Immigrant workers around 1900

The newcomers were poorly educated and got low-paying jobs in mines and steel mills, they built the industrial heartland. They spoke little English and authorities had a hard time to understand the multi-ethnic character of the migration. They often mistakenly assigned national origin to newcomers, while ethnic Magyars and Slovaks made up the largest groups, large numbers of ethnic Croats, Slovenes, Germans, and Ruthenians also arrived from the Kingdom of Hungary. They all merged into the same ethnic “melting pot” creating a unique “Hunky” worker’s culture in the industrial centers and mining towns of Ohio, Illinois, New York, Pennsylvania, New Jersey, and West Virginia in the US, and in the provinces of Ontario and Québec in Canada.

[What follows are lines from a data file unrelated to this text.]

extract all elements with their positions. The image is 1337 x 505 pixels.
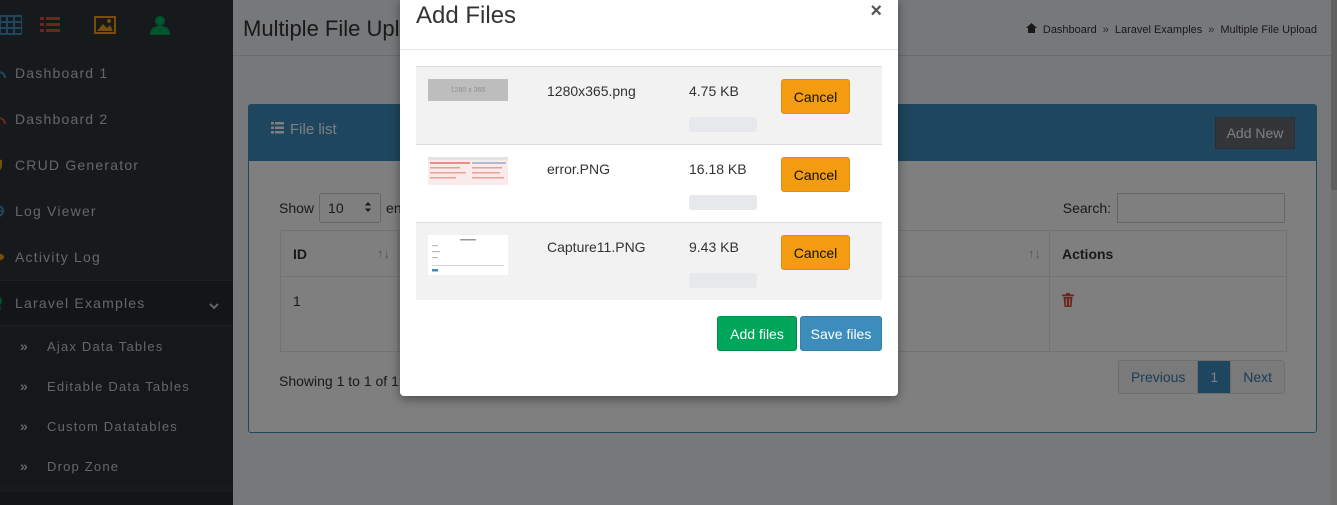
upload-progress-bar (689, 117, 757, 132)
file-name: error.PNG (547, 161, 611, 177)
modal-title: Add Files (416, 2, 517, 29)
file-thumbnail (428, 157, 508, 190)
file-name: 1280x365.png (547, 83, 636, 99)
file-preview-row: Capture11.PNG 9.43 KB Cancel (416, 222, 882, 300)
add-files-button[interactable]: Add files (717, 316, 797, 351)
file-thumbnail: 1280 x 365 (428, 79, 508, 106)
upload-progress-bar (689, 195, 757, 210)
upload-progress-bar (689, 273, 757, 288)
save-files-button[interactable]: Save files (800, 316, 882, 351)
file-size: 9.43 KB (689, 239, 739, 255)
add-files-modal: Add Files × 1280 x 365 1280x365.png 4.75… (400, 0, 898, 396)
file-size: 4.75 KB (689, 83, 739, 99)
file-thumbnail-label: 1280 x 365 (450, 86, 486, 94)
cancel-upload-button[interactable]: Cancel (781, 157, 850, 192)
modal-header: Add Files × (400, 0, 898, 50)
file-name: Capture11.PNG (547, 239, 646, 255)
file-preview-row: error.PNG 16.18 KB Cancel (416, 144, 882, 222)
cancel-upload-button[interactable]: Cancel (781, 79, 850, 114)
file-preview-row: 1280 x 365 1280x365.png 4.75 KB Cancel (416, 66, 882, 144)
file-thumbnail (428, 235, 508, 280)
file-size: 16.18 KB (689, 161, 747, 177)
cancel-upload-button[interactable]: Cancel (781, 235, 850, 270)
close-icon[interactable]: × (870, 0, 882, 23)
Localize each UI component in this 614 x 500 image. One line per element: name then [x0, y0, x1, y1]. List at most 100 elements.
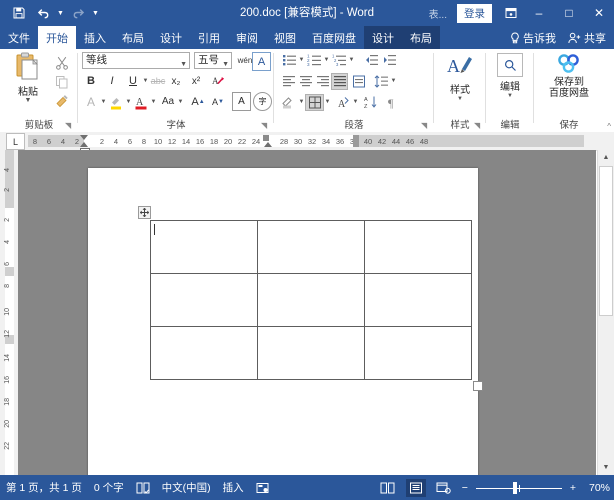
character-border-top-icon[interactable]: A [252, 52, 271, 71]
paste-dropdown-caret[interactable]: ▼ [25, 98, 32, 104]
text-highlight-icon[interactable] [107, 93, 125, 111]
clipboard-dialog-launcher[interactable]: ◥ [65, 121, 74, 130]
table-cell[interactable] [258, 327, 365, 380]
table-cell[interactable] [151, 327, 258, 380]
save-to-baidu-netdisk-button[interactable]: 保存到 百度网盘 [534, 52, 604, 99]
tab-view[interactable]: 视图 [266, 26, 304, 49]
superscript-button[interactable]: x² [185, 72, 205, 90]
right-indent-marker[interactable] [264, 142, 272, 147]
language-indicator[interactable]: 中文(中国) [162, 480, 211, 495]
styles-caret[interactable]: ▼ [434, 96, 486, 102]
scroll-up-button[interactable]: ▲ [598, 150, 614, 165]
sort-icon[interactable]: AZ [359, 93, 380, 111]
sign-in-button[interactable]: 登录 [457, 4, 492, 23]
format-painter-icon[interactable] [52, 91, 72, 110]
line-spacing-caret[interactable]: ▼ [390, 72, 397, 90]
tab-home[interactable]: 开始 [38, 26, 76, 49]
subscript-button[interactable]: x₂ [167, 72, 185, 90]
zoom-slider[interactable] [476, 482, 562, 494]
character-border-button[interactable]: A [232, 92, 251, 111]
highlight-caret[interactable]: ▼ [125, 93, 132, 111]
borders-caret[interactable]: ▼ [324, 93, 331, 111]
font-size-input[interactable]: 五号 ▼ [194, 52, 232, 69]
page-info[interactable]: 第 1 页，共 1 页 [6, 480, 82, 495]
justify-icon[interactable] [331, 73, 348, 90]
multilevel-list-icon[interactable]: 123 [330, 51, 348, 69]
record-macro-icon[interactable] [256, 482, 269, 494]
tab-stop-selector[interactable]: L [6, 133, 25, 150]
tab-layout[interactable]: 布局 [114, 26, 152, 49]
text-effects-caret[interactable]: ▼ [100, 93, 107, 111]
font-dialog-launcher[interactable]: ◥ [261, 121, 270, 130]
tab-references[interactable]: 引用 [190, 26, 228, 49]
multilevel-list-caret[interactable]: ▼ [348, 51, 355, 69]
change-case-button[interactable]: Aa [157, 93, 177, 111]
clear-formatting-icon[interactable]: A [205, 72, 228, 90]
cut-icon[interactable] [52, 53, 72, 72]
ribbon-display-options-icon[interactable] [498, 0, 524, 26]
tab-design[interactable]: 设计 [152, 26, 190, 49]
chevron-up-icon[interactable]: ^ [607, 122, 611, 131]
change-case-caret[interactable]: ▼ [177, 93, 184, 111]
table-resize-handle[interactable] [473, 381, 483, 391]
proofing-errors-icon[interactable] [136, 482, 150, 494]
table-column-marker[interactable] [263, 135, 269, 141]
insert-mode[interactable]: 插入 [223, 480, 244, 495]
tab-file[interactable]: 文件 [0, 26, 38, 49]
editing-caret[interactable]: ▼ [486, 93, 534, 99]
increase-indent-icon[interactable] [380, 51, 398, 69]
minimize-button[interactable]: – [524, 0, 554, 26]
table-row[interactable] [151, 274, 472, 327]
strikethrough-button[interactable]: abc [149, 72, 167, 90]
character-shading-button[interactable]: 字 [253, 92, 272, 111]
read-mode-icon[interactable] [378, 479, 398, 497]
align-center-icon[interactable] [297, 73, 314, 90]
vertical-scrollbar[interactable]: ▲ ▼ [597, 150, 614, 475]
table-cell[interactable] [258, 221, 365, 274]
zoom-in-button[interactable]: + [570, 482, 576, 494]
tab-review[interactable]: 审阅 [228, 26, 266, 49]
maximize-button[interactable]: □ [554, 0, 584, 26]
text-effects-button[interactable]: A [82, 93, 100, 111]
shading-icon[interactable] [280, 93, 298, 111]
font-color-caret[interactable]: ▼ [150, 93, 157, 111]
table-right-edge-marker[interactable] [353, 135, 359, 147]
align-left-icon[interactable] [280, 73, 297, 90]
table-grid[interactable] [150, 220, 472, 380]
table-cell[interactable] [365, 221, 472, 274]
print-layout-icon[interactable] [406, 479, 426, 497]
font-name-caret[interactable]: ▼ [180, 57, 187, 72]
tab-insert[interactable]: 插入 [76, 26, 114, 49]
underline-button[interactable]: U [124, 72, 142, 90]
share-button[interactable]: 共享 [562, 30, 612, 46]
borders-icon[interactable] [305, 94, 324, 111]
show-formatting-marks-icon[interactable]: ¶ [380, 93, 402, 111]
underline-caret[interactable]: ▼ [142, 72, 149, 90]
close-button[interactable]: ✕ [584, 0, 614, 26]
bullet-list-caret[interactable]: ▼ [298, 51, 305, 69]
italic-button[interactable]: I [100, 72, 124, 90]
copy-icon[interactable] [52, 72, 72, 91]
zoom-thumb[interactable] [513, 482, 517, 494]
web-layout-icon[interactable] [434, 479, 454, 497]
bold-button[interactable]: B [82, 72, 100, 90]
tab-table-layout[interactable]: 布局 [402, 26, 440, 49]
font-size-caret[interactable]: ▼ [222, 57, 229, 72]
tab-table-design[interactable]: 设计 [364, 26, 402, 49]
table-cell[interactable] [151, 221, 258, 274]
vertical-row-marker-1[interactable] [5, 267, 14, 276]
table-move-handle[interactable] [138, 206, 151, 219]
editing-button[interactable]: 编辑 ▼ [486, 53, 534, 99]
tab-baidu-netdisk[interactable]: 百度网盘 [304, 26, 364, 49]
asian-layout-caret[interactable]: ▼ [352, 93, 359, 111]
hanging-indent-marker[interactable] [80, 142, 88, 147]
grow-font-button[interactable]: A▲ [184, 93, 207, 111]
numbered-list-icon[interactable]: 123 [305, 51, 323, 69]
paste-button[interactable]: 粘贴 ▼ [6, 52, 50, 114]
decrease-indent-icon[interactable] [362, 51, 380, 69]
paragraph-dialog-launcher[interactable]: ◥ [421, 121, 430, 130]
table-row[interactable] [151, 327, 472, 380]
numbered-list-caret[interactable]: ▼ [323, 51, 330, 69]
vertical-ruler[interactable]: 4 2 2 4 6 8 10 12 14 16 18 20 22 [0, 150, 18, 475]
word-count[interactable]: 0 个字 [94, 480, 124, 495]
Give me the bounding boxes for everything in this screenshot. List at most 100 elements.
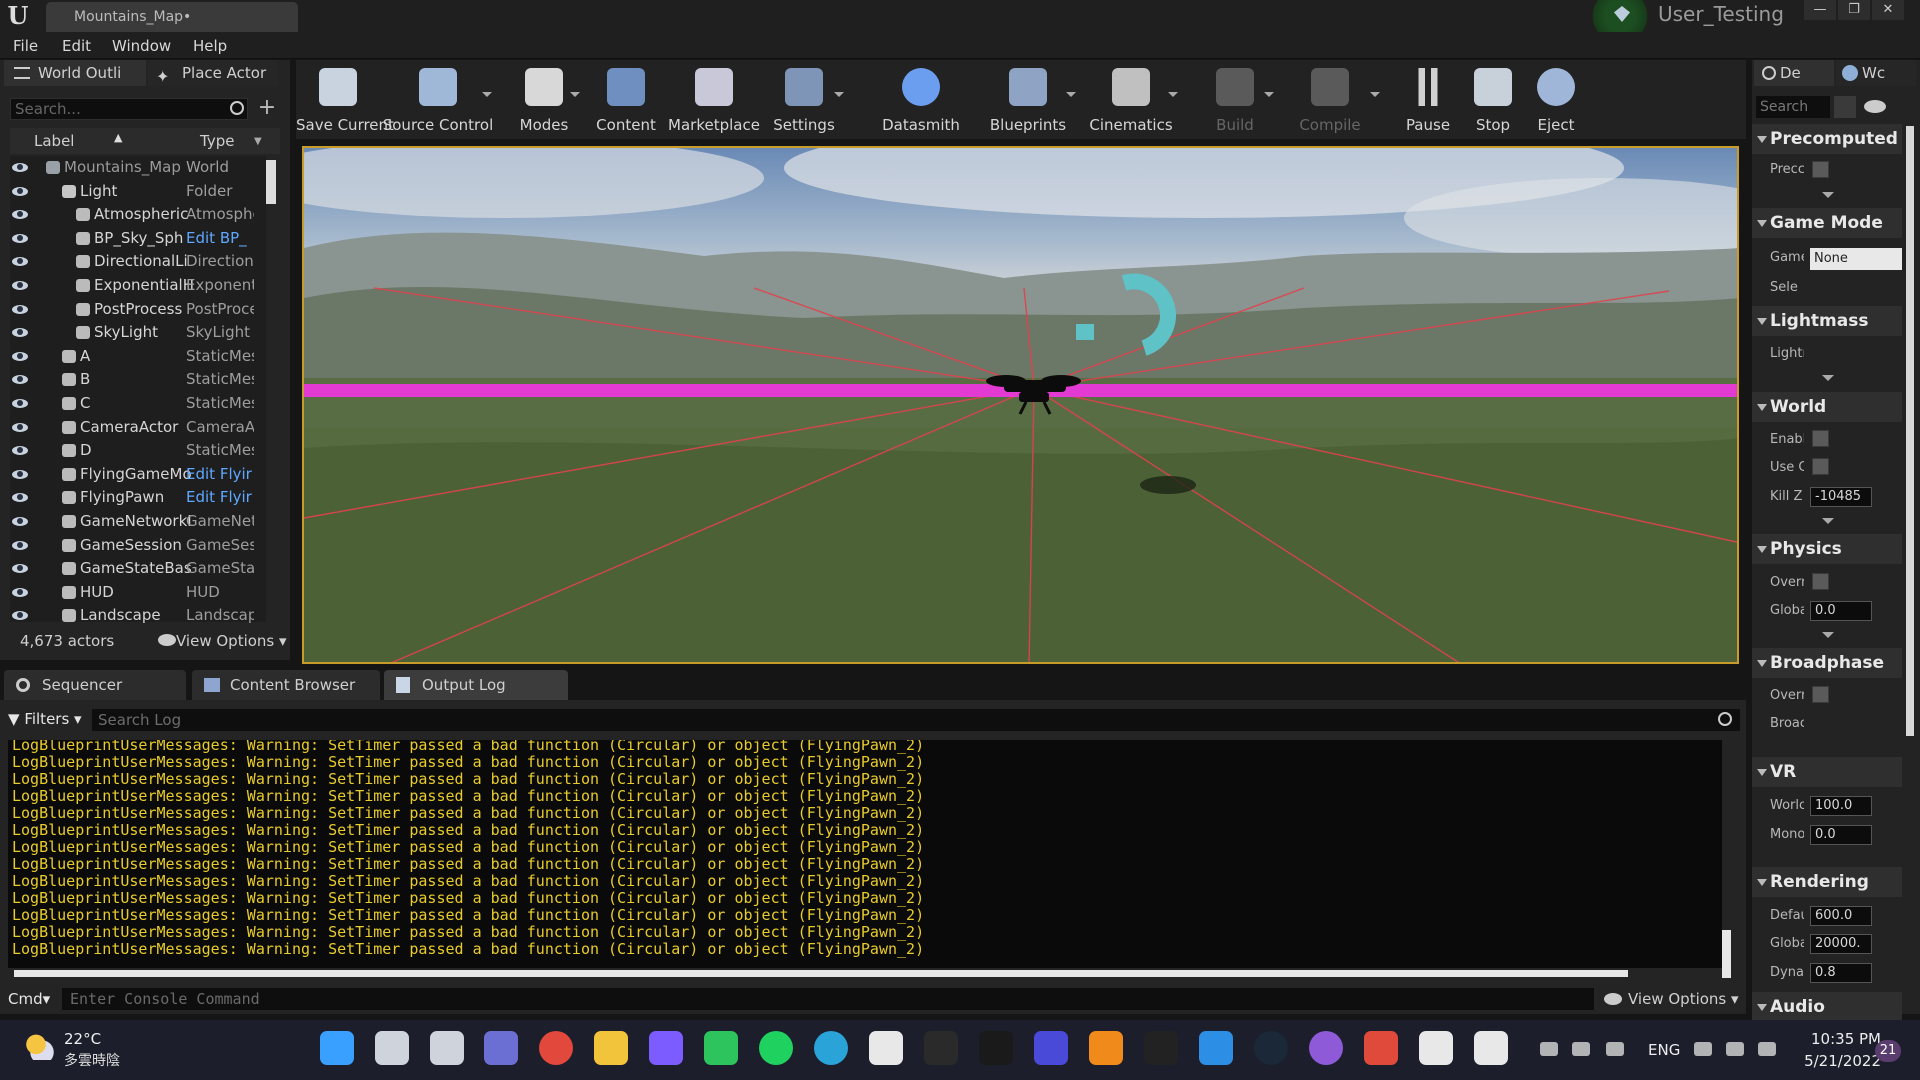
- wifi-icon[interactable]: [1694, 1042, 1712, 1056]
- details-section-audio[interactable]: Audio: [1752, 992, 1902, 1022]
- property-number-input[interactable]: 0.0: [1810, 825, 1872, 845]
- outliner-search-input[interactable]: Search...: [10, 98, 248, 120]
- visibility-eye-icon[interactable]: [12, 585, 28, 599]
- start-icon[interactable]: [320, 1031, 354, 1065]
- property-number-input[interactable]: 100.0: [1810, 796, 1872, 816]
- property-number-input[interactable]: 20000.: [1810, 934, 1872, 954]
- cmd-selector[interactable]: Cmd▾: [8, 990, 50, 1008]
- notification-badge[interactable]: 21: [1875, 1040, 1901, 1062]
- property-number-input[interactable]: -10485: [1810, 487, 1872, 507]
- chevron-down-icon[interactable]: [570, 92, 580, 97]
- microphone-icon[interactable]: [1606, 1042, 1624, 1056]
- add-folder-icon[interactable]: +: [254, 97, 280, 120]
- visibility-eye-icon[interactable]: [12, 349, 28, 363]
- outliner-row[interactable]: DirectionalLiDirectiona: [10, 250, 266, 273]
- visibility-eye-icon[interactable]: [12, 254, 28, 268]
- details-section-precomputed[interactable]: Precomputed Vis: [1752, 124, 1902, 154]
- visibility-eye-icon[interactable]: [12, 278, 28, 292]
- power-icon[interactable]: [1758, 1042, 1776, 1056]
- chevron-down-icon[interactable]: [1168, 92, 1178, 97]
- content-button[interactable]: Content: [586, 60, 666, 140]
- visibility-eye-icon[interactable]: [12, 396, 28, 410]
- tab-place-actor[interactable]: ✦ Place Actor: [148, 60, 278, 86]
- chevron-down-icon[interactable]: [482, 92, 492, 97]
- close-button[interactable]: ✕: [1872, 0, 1904, 20]
- outliner-row[interactable]: GameSessionGameSess: [10, 534, 266, 557]
- weather-temperature[interactable]: 22°C: [64, 1030, 101, 1048]
- git-icon[interactable]: [1364, 1031, 1398, 1065]
- onedrive-icon[interactable]: [1572, 1042, 1590, 1056]
- chrome-icon[interactable]: [539, 1031, 573, 1065]
- grid-view-icon[interactable]: [1834, 96, 1856, 118]
- visibility-eye-icon[interactable]: [12, 443, 28, 457]
- oculus-icon[interactable]: [1034, 1031, 1068, 1065]
- edit-blueprint-link[interactable]: Edit Flyir: [186, 486, 254, 509]
- epic-launcher-icon[interactable]: [979, 1031, 1013, 1065]
- property-number-input[interactable]: 600.0: [1810, 906, 1872, 926]
- pause-button[interactable]: Pause: [1396, 60, 1460, 140]
- user-badge[interactable]: User_Testing: [1590, 0, 1800, 40]
- stop-button[interactable]: Stop: [1462, 60, 1524, 140]
- source-control-button[interactable]: Source Control: [382, 60, 494, 140]
- property-number-input[interactable]: 0.8: [1810, 963, 1872, 983]
- outliner-row[interactable]: GameNetworkIGameNetv: [10, 510, 266, 533]
- minimize-button[interactable]: —: [1804, 0, 1836, 20]
- line-icon[interactable]: [704, 1031, 738, 1065]
- tab-content-browser[interactable]: Content Browser: [192, 670, 380, 700]
- property-checkbox[interactable]: [1812, 430, 1829, 447]
- save-current-button[interactable]: Save Current: [296, 60, 394, 140]
- filters-button[interactable]: ▼ Filters ▾: [8, 710, 82, 728]
- teams-icon[interactable]: [484, 1031, 518, 1065]
- details-section-world[interactable]: World: [1752, 392, 1902, 422]
- menu-window[interactable]: Window: [112, 37, 171, 55]
- build-button[interactable]: Build: [1194, 60, 1276, 140]
- menu-file[interactable]: File: [13, 37, 38, 55]
- visibility-eye-icon[interactable]: [12, 372, 28, 386]
- tab-world-settings[interactable]: Wc: [1836, 60, 1916, 86]
- details-scrollbar[interactable]: [1906, 126, 1914, 736]
- inkscape-icon[interactable]: [869, 1031, 903, 1065]
- details-section-game_mode[interactable]: Game Mode: [1752, 208, 1902, 238]
- compile-button[interactable]: Compile: [1278, 60, 1382, 140]
- unreal-logo-icon[interactable]: U: [4, 2, 32, 30]
- tab-sequencer[interactable]: Sequencer: [4, 670, 186, 700]
- details-section-lightmass[interactable]: Lightmass: [1752, 306, 1902, 336]
- marketplace-button[interactable]: Marketplace: [668, 60, 760, 140]
- cinematics-button[interactable]: Cinematics: [1082, 60, 1180, 140]
- visibility-eye-icon[interactable]: [12, 514, 28, 528]
- property-checkbox[interactable]: [1812, 686, 1829, 703]
- document-tab[interactable]: Mountains_Map•: [46, 2, 298, 32]
- language-indicator[interactable]: ENG: [1648, 1041, 1680, 1059]
- tab-details[interactable]: De: [1754, 60, 1834, 86]
- details-section-vr[interactable]: VR: [1752, 757, 1902, 787]
- maximize-button[interactable]: ❐: [1838, 0, 1870, 20]
- property-checkbox[interactable]: [1812, 573, 1829, 590]
- outliner-row[interactable]: AtmosphericAtmosphe: [10, 203, 266, 226]
- visibility-eye-icon[interactable]: [12, 325, 28, 339]
- chevron-down-icon[interactable]: [834, 92, 844, 97]
- console-command-input[interactable]: Enter Console Command: [62, 988, 1594, 1010]
- visibility-eye-icon[interactable]: [12, 420, 28, 434]
- slides-icon[interactable]: [1089, 1031, 1123, 1065]
- unreal-engine-icon[interactable]: [1474, 1031, 1508, 1065]
- edit-blueprint-link[interactable]: Edit BP_: [186, 227, 254, 250]
- messenger-icon[interactable]: [649, 1031, 683, 1065]
- eject-button[interactable]: Eject: [1524, 60, 1588, 140]
- outliner-row[interactable]: FlyingPawn Edit Flyir: [10, 486, 266, 509]
- visibility-eye-icon[interactable]: [12, 467, 28, 481]
- property-checkbox[interactable]: [1812, 458, 1829, 475]
- outliner-row[interactable]: A StaticMes: [10, 345, 266, 368]
- settings-button[interactable]: Settings: [762, 60, 846, 140]
- chevron-down-icon[interactable]: [1264, 92, 1274, 97]
- visibility-eye-icon[interactable]: [12, 207, 28, 221]
- log-view-options-button[interactable]: View Options ▾: [1628, 990, 1739, 1008]
- log-search-input[interactable]: Search Log: [92, 709, 1740, 731]
- visibility-eye-icon[interactable]: [12, 561, 28, 575]
- outliner-row[interactable]: B StaticMes: [10, 368, 266, 391]
- chevron-down-icon[interactable]: [1066, 92, 1076, 97]
- visibility-eye-icon[interactable]: [12, 160, 28, 174]
- advanced-expand-icon[interactable]: [1822, 518, 1834, 524]
- eye-icon[interactable]: [1864, 100, 1886, 113]
- outliner-row[interactable]: GameStateBas GameStat: [10, 557, 266, 580]
- blueprints-button[interactable]: Blueprints: [978, 60, 1078, 140]
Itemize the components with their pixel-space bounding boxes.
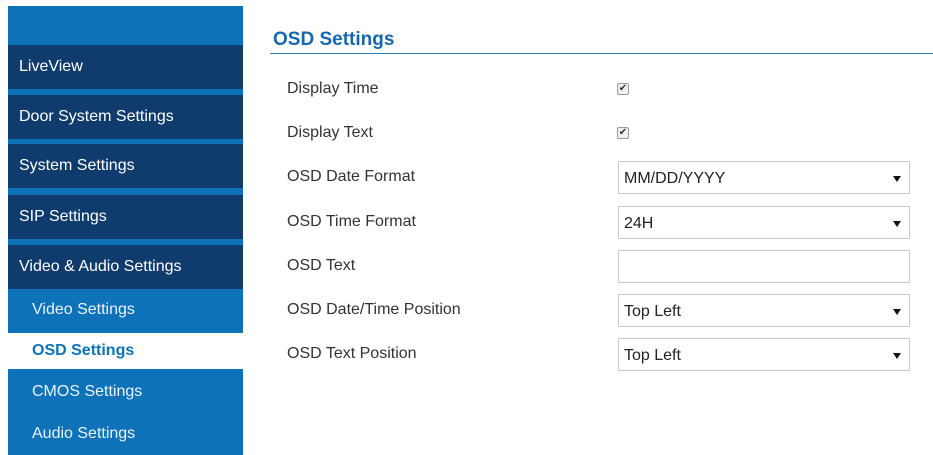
sidebar-item-door-system-settings[interactable]: Door System Settings [8,95,243,139]
page-title: OSD Settings [273,29,395,50]
osd-date-format-value: MM/DD/YYYY [624,170,726,187]
osd-text-label: OSD Text [287,257,356,274]
osd-text-input[interactable] [618,250,910,283]
osd-date-format-label: OSD Date Format [287,168,416,185]
check-icon: ✔ [618,83,628,94]
osd-time-format-value: 24H [624,215,654,232]
osd-datetime-position-select[interactable]: Top Left [618,294,910,327]
sidebar: LiveView Door System Settings System Set… [8,6,243,455]
sidebar-item-liveview[interactable]: LiveView [8,45,243,89]
display-time-label: Display Time [287,80,379,97]
chevron-down-icon [893,221,901,227]
check-icon: ✔ [618,127,628,138]
sidebar-item-video-audio-settings[interactable]: Video & Audio Settings [8,245,243,289]
osd-date-format-select[interactable]: MM/DD/YYYY [618,161,910,194]
osd-text-position-select[interactable]: Top Left [618,338,910,371]
sidebar-subitem-osd-settings[interactable]: OSD Settings [8,333,243,369]
sidebar-subitem-audio-settings[interactable]: Audio Settings [8,416,243,452]
display-time-checkbox[interactable]: ✔ [617,83,629,95]
osd-datetime-position-value: Top Left [624,303,681,320]
sidebar-subitem-cmos-settings[interactable]: CMOS Settings [8,374,243,410]
sidebar-subitem-video-settings[interactable]: Video Settings [8,292,243,328]
sidebar-item-sip-settings[interactable]: SIP Settings [8,195,243,239]
chevron-down-icon [893,176,901,182]
osd-text-position-value: Top Left [624,347,681,364]
sidebar-item-system-settings[interactable]: System Settings [8,144,243,188]
osd-text-position-label: OSD Text Position [287,345,417,362]
main-panel: OSD Settings Display Time ✔ Display Text… [244,0,933,455]
osd-datetime-position-label: OSD Date/Time Position [287,301,461,318]
chevron-down-icon [893,309,901,315]
display-text-checkbox[interactable]: ✔ [617,127,629,139]
chevron-down-icon [893,353,901,359]
osd-time-format-label: OSD Time Format [287,213,416,230]
title-divider [270,53,933,54]
display-text-label: Display Text [287,124,373,141]
osd-time-format-select[interactable]: 24H [618,206,910,239]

Newspaper article about a Hungarian steelworkers meeting in 1915.

The United Brotherhood of Carpenters and Joiners had the first ever Labor Day parade in New York City in 1882. Twelve years later in 1894 President Grover Cleveland had signed a bill making Labor Day a national holiday in the US.

Union ballots were printed in Hungarian.

Labour Day in Canada can be traced back to 1872, when the Toronto Trades Assembly organized the country’s first demonstration for worker’s rights. After the Canadian Labour Congress was founded in 1883 Labour Day was celebrated every spring. In 1894, just like in the US, it was moved to September.